Zheng en a vu d'autres et assurément des plus difficiles à encaisser. Journaliste au New York Times, Matt Futterman en septembre 2023 esquissait le parcours de la joueuse qui a touché sa première raquette à 7 ans et rapidement démontré des aptitudes : "presque instantanément, elle s’est retrouvée parmi les meilleurs enfants de son âge dans sa ville natale, Shiyan, une ville plus petite que les autres villes chinoises comptant 1,1 million d’habitants. Elle adorait ce sport et, deux mois plus tard, elle et son père se sont rendus à Wuhan, à quelques heures de route de là et avec une population de plus de 11 millions d’habitants, pour montrer son jeu à un entraîneur plus expérimenté. L’opportunité l’a enthousiasmée et elle a reçu de nombreux compliments. Son père a cependant omis un détail, qu’elle n’a appris qu’après la séance de frappe. Comme elle avait bien joué, elle ne rentrerait pas à la maison avec lui et resterait à Wuhan pour s’entraîner".

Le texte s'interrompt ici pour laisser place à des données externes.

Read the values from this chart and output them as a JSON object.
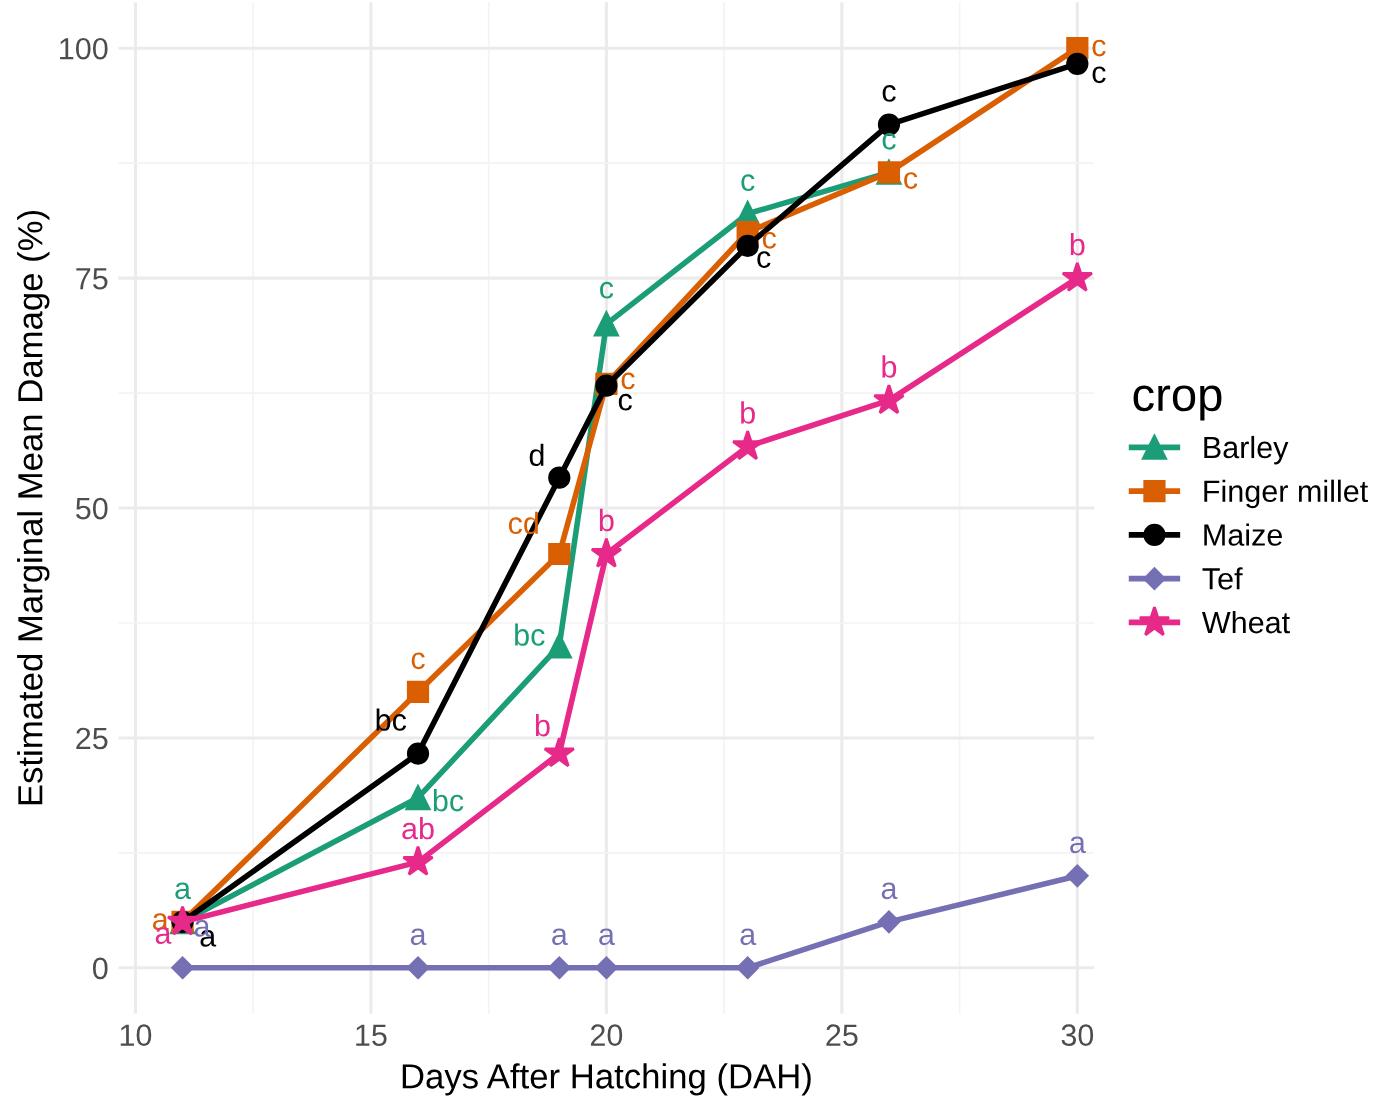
{
  "chart_data": {
    "type": "line",
    "xlabel": "Days After Hatching (DAH)",
    "ylabel": "Estimated Marginal Mean Damage (%)",
    "legend_title": "crop",
    "legend": "right",
    "grid": true,
    "x": [
      11,
      16,
      19,
      20,
      23,
      26,
      30
    ],
    "xlim": [
      9.64,
      30.36
    ],
    "xticks": [
      10,
      15,
      20,
      25,
      30
    ],
    "ylim": [
      -5,
      105
    ],
    "yticks": [
      0,
      25,
      50,
      75,
      100
    ],
    "series": [
      {
        "name": "Barley",
        "color": "#1b9e77",
        "marker": "triangle",
        "values": [
          5,
          18.5,
          35,
          70,
          82,
          86.5,
          null
        ],
        "value_labels": [
          "a",
          "bc",
          "bc",
          "c",
          "c",
          "c",
          null
        ]
      },
      {
        "name": "Finger millet",
        "color": "#d95f02",
        "marker": "square",
        "values": [
          5,
          30,
          45,
          63.5,
          80,
          86.5,
          100
        ],
        "value_labels": [
          "a",
          "c",
          "cd",
          "c",
          "c",
          "c",
          "c"
        ]
      },
      {
        "name": "Maize",
        "color": "#000000",
        "marker": "circle",
        "values": [
          5,
          23.3,
          53.3,
          63.3,
          78.5,
          91.7,
          98.3
        ],
        "value_labels": [
          "a",
          "bc",
          "d",
          "c",
          "c",
          "c",
          "c"
        ]
      },
      {
        "name": "Tef",
        "color": "#7570b3",
        "marker": "diamond",
        "values": [
          0,
          0,
          0,
          0,
          0,
          5,
          10
        ],
        "value_labels": [
          "a",
          "a",
          "a",
          "a",
          "a",
          "a",
          "a"
        ]
      },
      {
        "name": "Wheat",
        "color": "#e7298a",
        "marker": "star",
        "values": [
          5,
          11.5,
          23.3,
          45,
          56.7,
          61.7,
          75
        ],
        "value_labels": [
          "a",
          "ab",
          "b",
          "b",
          "b",
          "b",
          "b"
        ]
      }
    ]
  }
}
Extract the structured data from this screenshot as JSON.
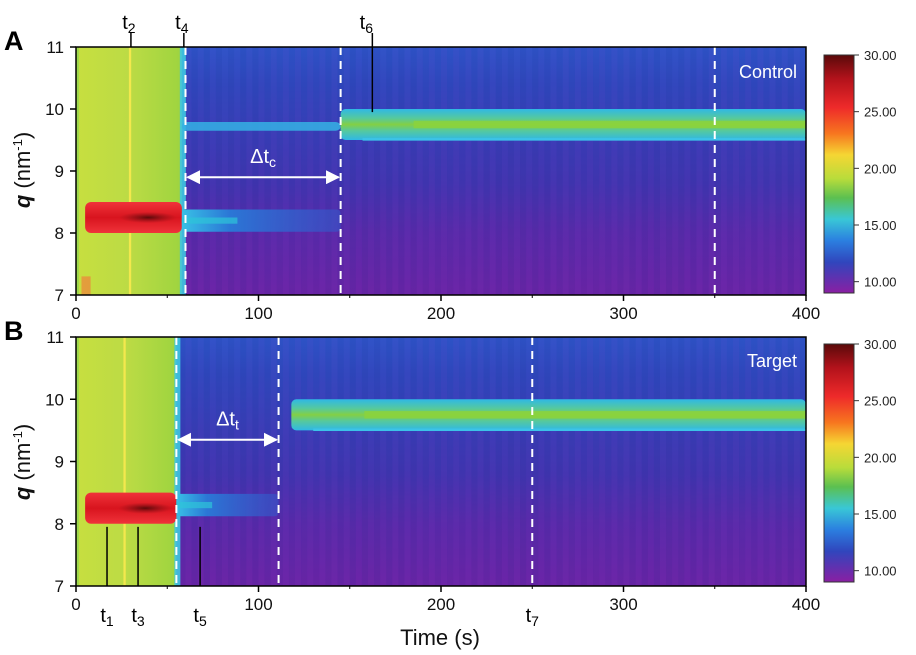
{
  "chart_data": [
    {
      "type": "heatmap",
      "panel": "A",
      "corner_label": "Control",
      "xlabel": "",
      "ylabel_q": "q",
      "ylabel_unit": " (nm",
      "ylabel_exp": "-1",
      "ylabel_close": ")",
      "xlim": [
        0,
        400
      ],
      "ylim": [
        7,
        11
      ],
      "x_ticks": [
        "0",
        "100",
        "200",
        "300",
        "400"
      ],
      "y_ticks": [
        "7",
        "8",
        "9",
        "10",
        "11"
      ],
      "colorbar": {
        "ticks": [
          "30.00",
          "25.00",
          "20.00",
          "15.00",
          "10.00"
        ],
        "range": [
          9,
          30
        ]
      },
      "dashed_lines_x": [
        60,
        145,
        350
      ],
      "time_marks": [
        {
          "label": "t2",
          "base": "t",
          "sub": "2",
          "x": 29
        },
        {
          "label": "t4",
          "base": "t",
          "sub": "4",
          "x": 58
        },
        {
          "label": "t6",
          "base": "t",
          "sub": "6",
          "x": 158
        }
      ],
      "interval": {
        "label": "Δtc",
        "base": "Δt",
        "sub": "c",
        "x_start": 60,
        "x_end": 145,
        "q": 8.9
      },
      "features": [
        {
          "name": "initial phase",
          "t_start": 0,
          "t_end": 58,
          "q_start": 7,
          "q_end": 11,
          "intensity": 17
        },
        {
          "name": "peak at q≈8.2",
          "t_start": 5,
          "t_end": 58,
          "q": 8.25,
          "intensity": 26
        },
        {
          "name": "peak at q≈8.2",
          "t_start": 58,
          "t_end": 145,
          "q": 8.2,
          "intensity": 13
        },
        {
          "name": "peak at q≈9.75",
          "t_start": 58,
          "t_end": 145,
          "q": 9.72,
          "intensity": 13
        },
        {
          "name": "peak at q≈9.75",
          "t_start": 145,
          "t_end": 400,
          "q": 9.75,
          "intensity": 16
        }
      ]
    },
    {
      "type": "heatmap",
      "panel": "B",
      "corner_label": "Target",
      "xlabel": "Time (s)",
      "ylabel_q": "q",
      "ylabel_unit": " (nm",
      "ylabel_exp": "-1",
      "ylabel_close": ")",
      "xlim": [
        0,
        400
      ],
      "ylim": [
        7,
        11
      ],
      "x_ticks": [
        "0",
        "100",
        "200",
        "300",
        "400"
      ],
      "y_ticks": [
        "7",
        "8",
        "9",
        "10",
        "11"
      ],
      "colorbar": {
        "ticks": [
          "30.00",
          "25.00",
          "20.00",
          "15.00",
          "10.00"
        ],
        "range": [
          9,
          30
        ]
      },
      "dashed_lines_x": [
        55,
        111,
        250
      ],
      "time_marks": [
        {
          "label": "t1",
          "base": "t",
          "sub": "1",
          "x": 17
        },
        {
          "label": "t3",
          "base": "t",
          "sub": "3",
          "x": 34
        },
        {
          "label": "t5",
          "base": "t",
          "sub": "5",
          "x": 68
        },
        {
          "label": "t7",
          "base": "t",
          "sub": "7",
          "x": 250
        }
      ],
      "interval": {
        "label": "Δtt",
        "base": "Δt",
        "sub": "t",
        "x_start": 55,
        "x_end": 111,
        "q": 9.35
      },
      "features": [
        {
          "name": "initial phase",
          "t_start": 0,
          "t_end": 55,
          "q_start": 7,
          "q_end": 11,
          "intensity": 17
        },
        {
          "name": "peak at q≈8.2",
          "t_start": 5,
          "t_end": 55,
          "q": 8.25,
          "intensity": 26
        },
        {
          "name": "peak at q≈8.2",
          "t_start": 55,
          "t_end": 111,
          "q": 8.3,
          "intensity": 13
        },
        {
          "name": "peak at q≈9.8",
          "t_start": 118,
          "t_end": 400,
          "q": 9.75,
          "intensity": 16
        }
      ]
    }
  ]
}
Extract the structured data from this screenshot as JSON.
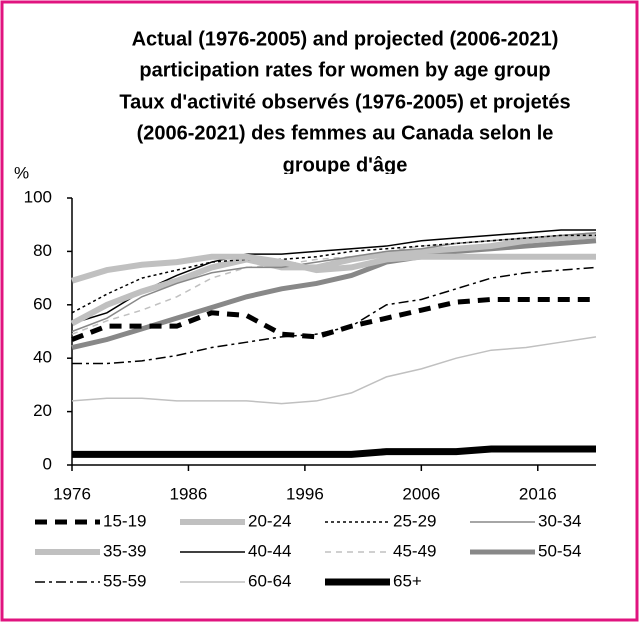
{
  "chart_data": {
    "type": "line",
    "title": [
      "Actual (1976-2005) and projected (2006-2021)",
      "participation rates for women by age group",
      "Taux d'activité observés (1976-2005) et projetés",
      "(2006-2021) des femmes au Canada selon le",
      "groupe d'âge"
    ],
    "ylabel": "%",
    "x": [
      1976,
      1979,
      1982,
      1985,
      1988,
      1991,
      1994,
      1997,
      2000,
      2003,
      2006,
      2009,
      2012,
      2015,
      2018,
      2021
    ],
    "xlim": [
      1976,
      2021
    ],
    "xticks": [
      1976,
      1986,
      1996,
      2006,
      2016
    ],
    "ylim": [
      0,
      100
    ],
    "yticks": [
      0,
      20,
      40,
      60,
      80,
      100
    ],
    "series": [
      {
        "name": "15-19",
        "color": "#000000",
        "values": [
          47,
          52,
          52,
          52,
          57,
          56,
          49,
          48,
          52,
          55,
          58,
          61,
          62,
          62,
          62,
          62
        ]
      },
      {
        "name": "20-24",
        "color": "#c0c0c0",
        "values": [
          69,
          73,
          75,
          76,
          78,
          78,
          76,
          73,
          74,
          77,
          78,
          78,
          78,
          78,
          78,
          78
        ]
      },
      {
        "name": "25-29",
        "color": "#000000",
        "values": [
          57,
          64,
          70,
          73,
          76,
          77,
          77,
          78,
          80,
          81,
          82,
          83,
          84,
          85,
          86,
          86
        ]
      },
      {
        "name": "30-34",
        "color": "#888888",
        "values": [
          50,
          55,
          63,
          68,
          72,
          74,
          74,
          76,
          78,
          80,
          81,
          83,
          84,
          85,
          86,
          87
        ]
      },
      {
        "name": "35-39",
        "color": "#c0c0c0",
        "values": [
          53,
          60,
          65,
          69,
          74,
          77,
          74,
          74,
          77,
          79,
          80,
          81,
          82,
          84,
          85,
          86
        ]
      },
      {
        "name": "40-44",
        "color": "#000000",
        "values": [
          53,
          57,
          65,
          71,
          76,
          79,
          79,
          80,
          81,
          82,
          84,
          85,
          86,
          87,
          88,
          88
        ]
      },
      {
        "name": "45-49",
        "color": "#c0c0c0",
        "values": [
          49,
          54,
          58,
          63,
          70,
          74,
          75,
          77,
          78,
          80,
          82,
          83,
          84,
          85,
          86,
          87
        ]
      },
      {
        "name": "50-54",
        "color": "#888888",
        "values": [
          44,
          47,
          51,
          55,
          59,
          63,
          66,
          68,
          71,
          76,
          78,
          80,
          81,
          82,
          83,
          84
        ]
      },
      {
        "name": "55-59",
        "color": "#000000",
        "values": [
          38,
          38,
          39,
          41,
          44,
          46,
          48,
          49,
          52,
          60,
          62,
          66,
          70,
          72,
          73,
          74
        ]
      },
      {
        "name": "60-64",
        "color": "#c0c0c0",
        "values": [
          24,
          25,
          25,
          24,
          24,
          24,
          23,
          24,
          27,
          33,
          36,
          40,
          43,
          44,
          46,
          48
        ]
      },
      {
        "name": "65+",
        "color": "#000000",
        "values": [
          4,
          4,
          4,
          4,
          4,
          4,
          4,
          4,
          4,
          5,
          5,
          5,
          6,
          6,
          6,
          6
        ]
      }
    ]
  }
}
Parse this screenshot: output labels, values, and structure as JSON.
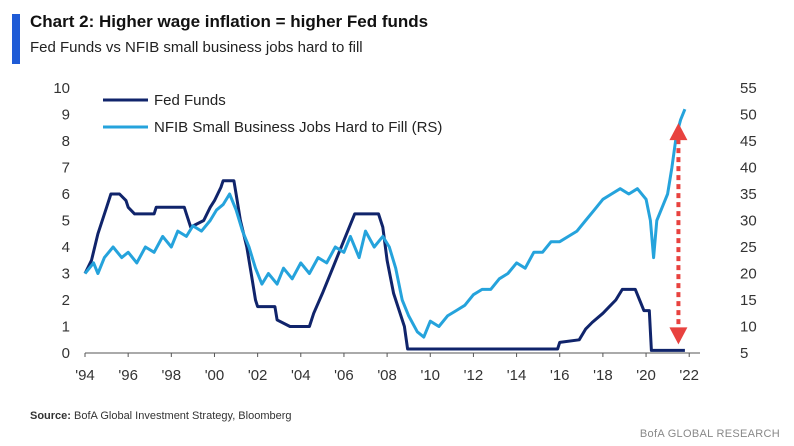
{
  "header": {
    "title": "Chart 2: Higher wage inflation = higher Fed funds",
    "subtitle": "Fed Funds vs NFIB small business jobs hard to fill"
  },
  "footer": {
    "source_label": "Source:",
    "source_text": "BofA Global Investment Strategy, Bloomberg",
    "branding": "BofA GLOBAL RESEARCH"
  },
  "chart_data": {
    "type": "line",
    "x_ticks": [
      "'94",
      "'96",
      "'98",
      "'00",
      "'02",
      "'04",
      "'06",
      "'08",
      "'10",
      "'12",
      "'14",
      "'16",
      "'18",
      "'20",
      "'22"
    ],
    "x_range": [
      1994,
      2022.5
    ],
    "y_left": {
      "ticks": [
        0,
        1,
        2,
        3,
        4,
        5,
        6,
        7,
        8,
        9,
        10
      ],
      "range": [
        0,
        10
      ]
    },
    "y_right": {
      "ticks": [
        5,
        10,
        15,
        20,
        25,
        30,
        35,
        40,
        45,
        50,
        55
      ],
      "range": [
        5,
        55
      ]
    },
    "legend_position": "top-left",
    "series": [
      {
        "name": "Fed Funds",
        "axis": "left",
        "color": "#10246b",
        "points": [
          [
            1994.0,
            3.0
          ],
          [
            1994.3,
            3.5
          ],
          [
            1994.6,
            4.5
          ],
          [
            1995.0,
            5.5
          ],
          [
            1995.2,
            6.0
          ],
          [
            1995.6,
            6.0
          ],
          [
            1995.9,
            5.75
          ],
          [
            1996.0,
            5.5
          ],
          [
            1996.3,
            5.25
          ],
          [
            1997.2,
            5.25
          ],
          [
            1997.3,
            5.5
          ],
          [
            1998.6,
            5.5
          ],
          [
            1998.7,
            5.25
          ],
          [
            1998.9,
            4.75
          ],
          [
            1999.5,
            5.0
          ],
          [
            1999.8,
            5.5
          ],
          [
            2000.0,
            5.75
          ],
          [
            2000.3,
            6.25
          ],
          [
            2000.4,
            6.5
          ],
          [
            2000.9,
            6.5
          ],
          [
            2001.0,
            6.0
          ],
          [
            2001.2,
            5.0
          ],
          [
            2001.5,
            4.0
          ],
          [
            2001.7,
            3.0
          ],
          [
            2001.9,
            2.0
          ],
          [
            2002.0,
            1.75
          ],
          [
            2002.8,
            1.75
          ],
          [
            2002.9,
            1.25
          ],
          [
            2003.5,
            1.0
          ],
          [
            2004.4,
            1.0
          ],
          [
            2004.6,
            1.5
          ],
          [
            2005.0,
            2.25
          ],
          [
            2005.5,
            3.25
          ],
          [
            2006.0,
            4.25
          ],
          [
            2006.5,
            5.25
          ],
          [
            2007.6,
            5.25
          ],
          [
            2007.8,
            4.75
          ],
          [
            2008.0,
            3.5
          ],
          [
            2008.3,
            2.25
          ],
          [
            2008.8,
            1.0
          ],
          [
            2008.95,
            0.15
          ],
          [
            2015.9,
            0.15
          ],
          [
            2016.0,
            0.4
          ],
          [
            2016.9,
            0.5
          ],
          [
            2017.2,
            0.9
          ],
          [
            2017.5,
            1.15
          ],
          [
            2018.0,
            1.5
          ],
          [
            2018.3,
            1.75
          ],
          [
            2018.6,
            2.0
          ],
          [
            2018.9,
            2.4
          ],
          [
            2019.5,
            2.4
          ],
          [
            2019.7,
            2.0
          ],
          [
            2019.9,
            1.6
          ],
          [
            2020.15,
            1.6
          ],
          [
            2020.25,
            0.1
          ],
          [
            2021.8,
            0.1
          ]
        ]
      },
      {
        "name": "NFIB Small Business Jobs Hard to Fill (RS)",
        "axis": "right",
        "color": "#25a3dc",
        "points": [
          [
            1994.0,
            20
          ],
          [
            1994.4,
            22
          ],
          [
            1994.6,
            20
          ],
          [
            1994.9,
            23
          ],
          [
            1995.3,
            25
          ],
          [
            1995.7,
            23
          ],
          [
            1996.0,
            24
          ],
          [
            1996.4,
            22
          ],
          [
            1996.8,
            25
          ],
          [
            1997.2,
            24
          ],
          [
            1997.6,
            27
          ],
          [
            1998.0,
            25
          ],
          [
            1998.3,
            28
          ],
          [
            1998.7,
            27
          ],
          [
            1999.0,
            29
          ],
          [
            1999.4,
            28
          ],
          [
            1999.8,
            30
          ],
          [
            2000.1,
            32
          ],
          [
            2000.4,
            33
          ],
          [
            2000.7,
            35
          ],
          [
            2001.0,
            32
          ],
          [
            2001.3,
            28
          ],
          [
            2001.6,
            25
          ],
          [
            2001.9,
            21
          ],
          [
            2002.2,
            18
          ],
          [
            2002.5,
            20
          ],
          [
            2002.9,
            18
          ],
          [
            2003.2,
            21
          ],
          [
            2003.6,
            19
          ],
          [
            2004.0,
            22
          ],
          [
            2004.4,
            20
          ],
          [
            2004.8,
            23
          ],
          [
            2005.2,
            22
          ],
          [
            2005.6,
            25
          ],
          [
            2006.0,
            24
          ],
          [
            2006.3,
            27
          ],
          [
            2006.7,
            23
          ],
          [
            2007.0,
            28
          ],
          [
            2007.4,
            25
          ],
          [
            2007.8,
            27
          ],
          [
            2008.1,
            25
          ],
          [
            2008.4,
            21
          ],
          [
            2008.7,
            15
          ],
          [
            2009.0,
            12
          ],
          [
            2009.4,
            9
          ],
          [
            2009.7,
            8
          ],
          [
            2010.0,
            11
          ],
          [
            2010.4,
            10
          ],
          [
            2010.8,
            12
          ],
          [
            2011.2,
            13
          ],
          [
            2011.6,
            14
          ],
          [
            2012.0,
            16
          ],
          [
            2012.4,
            17
          ],
          [
            2012.8,
            17
          ],
          [
            2013.2,
            19
          ],
          [
            2013.6,
            20
          ],
          [
            2014.0,
            22
          ],
          [
            2014.4,
            21
          ],
          [
            2014.8,
            24
          ],
          [
            2015.2,
            24
          ],
          [
            2015.6,
            26
          ],
          [
            2016.0,
            26
          ],
          [
            2016.4,
            27
          ],
          [
            2016.8,
            28
          ],
          [
            2017.2,
            30
          ],
          [
            2017.6,
            32
          ],
          [
            2018.0,
            34
          ],
          [
            2018.4,
            35
          ],
          [
            2018.8,
            36
          ],
          [
            2019.2,
            35
          ],
          [
            2019.6,
            36
          ],
          [
            2020.0,
            34
          ],
          [
            2020.2,
            30
          ],
          [
            2020.35,
            23
          ],
          [
            2020.5,
            30
          ],
          [
            2020.8,
            33
          ],
          [
            2021.0,
            35
          ],
          [
            2021.2,
            40
          ],
          [
            2021.4,
            46
          ],
          [
            2021.6,
            49
          ],
          [
            2021.8,
            51
          ]
        ]
      }
    ],
    "annotation": {
      "type": "double-arrow",
      "style": "dashed",
      "color": "#e8423f",
      "x": 2021.5,
      "y_left_from": 0.4,
      "y_left_to": 8.6
    }
  }
}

Trois ans plus tard, elle est allée à Pekin pour s'entraîner sous les ordres de Carlos Rodríguez qui fut l'entraîneur de Li Na. Puis ce fut la même agence de représentation que celle de son idole qui lui a offert l'opportunité de s'installer en Catalogne.
De quoi endurcir son caractère qui a de nouveau été mis à rude épreuve quand Wim Fissette, le coach qui l'a fait entrer dans le Top 25 mondial, a décidé de retourner avec Osaka. Une trahison pour elle qui ne veut plus entendre parler du Belge. C'est donc avec le Catalan Pere Riba que Zheng est devenue une étoile montante de la WTA. Pour le moment, cela lui réussit et sa saison 2024 restera quoiqu'il advienne une réussite.